Me persigné, horrorizado de que en un campamento cristiano se permitieran tales cosas inventadas por el mismo diablo y se autorizaran semejantes juegos de los que, al parecer, se derivaban tantos daños transitorios y eternos. Con todo, mi preceptor añadió que lo que me había contado no era apenas nada, pues quien quisiera describir la totalidad de los males que del juego se desprenden habría de reconocer que se halla ante un cometido imposible; no en vano se dice que el dado, cuando sale de la mano, es ya del diablo. Así acabé yo imaginando que en cada dado (al ser lanzado a la mesa o al tapete) iba un demontre que lo dirigía en función de sus propósitos.
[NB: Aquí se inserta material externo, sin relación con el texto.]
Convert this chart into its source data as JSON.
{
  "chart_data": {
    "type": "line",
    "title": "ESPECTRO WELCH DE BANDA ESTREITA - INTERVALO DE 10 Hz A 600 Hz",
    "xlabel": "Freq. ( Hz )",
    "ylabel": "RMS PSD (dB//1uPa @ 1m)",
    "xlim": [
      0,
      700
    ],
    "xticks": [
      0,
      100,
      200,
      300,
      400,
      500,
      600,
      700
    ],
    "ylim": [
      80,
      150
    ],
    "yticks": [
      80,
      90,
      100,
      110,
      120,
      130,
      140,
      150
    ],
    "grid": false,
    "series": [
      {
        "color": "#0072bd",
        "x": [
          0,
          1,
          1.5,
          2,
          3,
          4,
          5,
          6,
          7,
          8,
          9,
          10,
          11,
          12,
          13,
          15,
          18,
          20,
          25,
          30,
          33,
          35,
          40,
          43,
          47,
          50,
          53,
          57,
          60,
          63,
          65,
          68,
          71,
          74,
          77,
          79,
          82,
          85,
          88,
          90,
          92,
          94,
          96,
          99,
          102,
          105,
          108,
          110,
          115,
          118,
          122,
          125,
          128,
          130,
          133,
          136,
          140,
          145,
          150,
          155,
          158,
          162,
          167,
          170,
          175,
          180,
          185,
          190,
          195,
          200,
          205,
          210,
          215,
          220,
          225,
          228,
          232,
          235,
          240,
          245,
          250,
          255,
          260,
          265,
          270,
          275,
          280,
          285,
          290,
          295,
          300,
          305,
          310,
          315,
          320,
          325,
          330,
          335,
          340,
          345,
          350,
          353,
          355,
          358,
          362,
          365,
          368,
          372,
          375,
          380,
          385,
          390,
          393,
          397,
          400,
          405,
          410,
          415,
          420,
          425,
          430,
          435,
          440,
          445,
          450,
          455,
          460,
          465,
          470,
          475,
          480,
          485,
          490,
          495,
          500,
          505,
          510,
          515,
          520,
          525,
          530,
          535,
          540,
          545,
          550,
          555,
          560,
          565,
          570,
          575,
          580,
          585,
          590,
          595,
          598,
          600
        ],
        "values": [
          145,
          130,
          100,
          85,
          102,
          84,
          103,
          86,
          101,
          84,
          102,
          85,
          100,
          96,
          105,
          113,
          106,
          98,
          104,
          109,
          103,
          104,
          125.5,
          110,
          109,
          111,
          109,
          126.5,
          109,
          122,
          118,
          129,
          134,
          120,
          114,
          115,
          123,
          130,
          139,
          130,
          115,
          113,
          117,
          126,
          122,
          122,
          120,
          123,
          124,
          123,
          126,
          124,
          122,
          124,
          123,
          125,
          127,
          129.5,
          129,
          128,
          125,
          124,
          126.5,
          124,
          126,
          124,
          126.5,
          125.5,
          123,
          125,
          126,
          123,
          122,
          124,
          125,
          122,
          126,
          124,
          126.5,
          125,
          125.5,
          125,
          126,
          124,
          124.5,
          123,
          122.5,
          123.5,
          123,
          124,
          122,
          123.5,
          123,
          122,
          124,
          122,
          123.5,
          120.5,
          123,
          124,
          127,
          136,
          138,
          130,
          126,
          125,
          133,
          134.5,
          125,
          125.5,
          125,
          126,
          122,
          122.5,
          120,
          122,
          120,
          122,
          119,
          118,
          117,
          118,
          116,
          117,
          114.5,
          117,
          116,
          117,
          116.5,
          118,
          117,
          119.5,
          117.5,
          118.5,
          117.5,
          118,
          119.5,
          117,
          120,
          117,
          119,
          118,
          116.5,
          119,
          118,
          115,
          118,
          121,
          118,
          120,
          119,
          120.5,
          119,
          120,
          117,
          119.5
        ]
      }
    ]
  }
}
A ello cabe sumar que el diablo no participa de balde en el juego sino por los buenos beneficios que sin duda sabe obtener.

—Ten en cuenta además que cerca de los lugares donde se juega tienen por costumbre aposentarse usureros y judíos que compran a los infelices los anillos, vestidos o joyas que han ganado o que deben trocar en dinero para seguir jugando, y que los demonios asimismo no cejan en su empeño de despertar en quienes apuestan otra suerte de pensamientos pecaminosos: los ganadores construyen así castillos en el aire, y a los perdedores se les nubla tanto el entendimiento que se dejan influir más fácilmente si cabe por sus traicioneros consejos, llenándoseles el magín de ideas y quimeras que no conducen sino a la ruina final. Ten por seguro, Simplicius, que meteré todo esto en un libro no bien vuelva la paz y yo con los míos; en él daré relación del noble tiempo que se derrocha en el juego, de las terribles imprecaciones con que los jugadores ofenden a Dios todopoderoso y las invectivas con que se insultan entre ellos, y de muchos otros ejemplos e historias que acontecen durante el sacrílego comercio, sin olvidar tampoco los duelos y crímenes que por su causa se cometen. Lo pintaré todo con unos colores tan vivos y daré a entender al lector con tanta verdad la avaricia, la ira, las envidias, la ambición, la falsedad, la búsqueda del propio beneficio, los hurtos y, en resumidas cuentas, todas las locuras que se cometen en los juegos de dados y cartas, que con leer el libro una sola vez sentirá tal repugnancia por el juego como si hubiera bebido leche agria (la cual se da a beber a sus espaldas a los afectados de la enfermedad del juego con tal de que sanen). Así demostraré a la cristiandad que a Dios nuestro Señor le lastima más una compañía de jugadores que todo un ejército a su servicio.

Alabé su propósito y le deseé que llegara pronto el día en que a ello pudiera dedicarse.